Seednet also told farmers that Compass was more suited to early sowing, higher fertility paddocks and higher nitrogen rates than Commander.
“Seednet’s conduct was unacceptable because it misled farmers into sowing barley crops under a false impression about the qualities of the crops they were planting,” ACCC deputy chair Mick Keogh said.
“As a result of Seednet’s conduct, farmers were denied the chance to make a fully informed decision on what would be the best barley variety for their farms.”

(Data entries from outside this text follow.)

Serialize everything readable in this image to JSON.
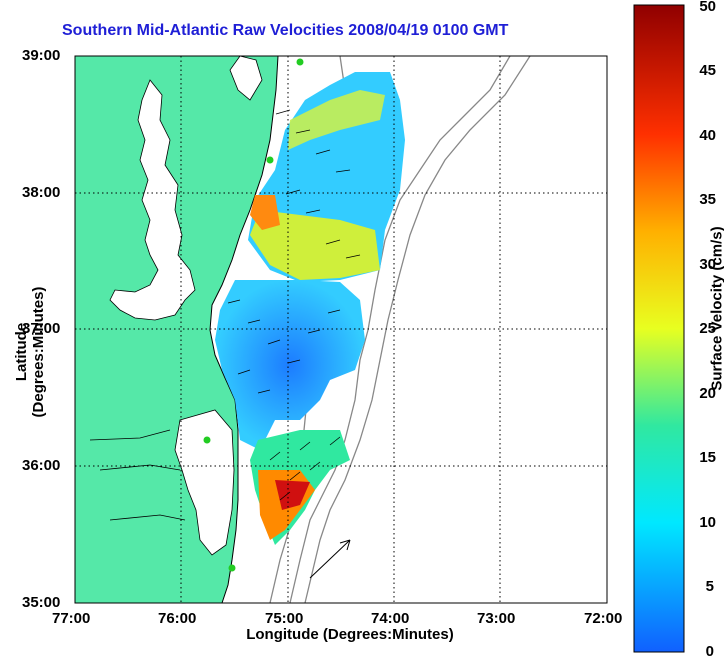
{
  "title": "Southern Mid-Atlantic Raw Velocities 2008/04/19 0100 GMT",
  "axes": {
    "xlabel": "Longitude (Degrees:Minutes)",
    "ylabel": "Latitude (Degrees:Minutes)",
    "xticks": [
      "77:00",
      "76:00",
      "75:00",
      "74:00",
      "73:00",
      "72:00"
    ],
    "yticks": [
      "39:00",
      "38:00",
      "37:00",
      "36:00",
      "35:00"
    ],
    "xlim": [
      -77,
      -72
    ],
    "ylim": [
      35,
      39
    ]
  },
  "colorbar": {
    "label": "Surface Velocity (cm/s)",
    "ticks": [
      "50",
      "45",
      "40",
      "35",
      "30",
      "25",
      "20",
      "15",
      "10",
      "5",
      "0"
    ],
    "range": [
      0,
      50
    ]
  },
  "colors": {
    "land": "#55e8a8",
    "title": "#1f1fd6",
    "coast": "#000000",
    "bathy": "#888888"
  }
}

Seednet had also claimed that Compass had higher resistance to leaf rust disease than it actually did.
“Exaggerated marketing of new agricultural produce is a major concern across the industry,” Keogh said. “At the time of the release of a new crop variety, farmers and their agronomists lack other sources of independent information beyond what businesses tell them. Seed companies, and agribusinesses more generally, are warned that they must have a proper basis for marketing the qualities of new agricultural varieties and must not misrepresent the properties or performance of new products.”
The Court also ordered the agricultural business pay A$50,000 as a contribution to the ACCC’s legal costs.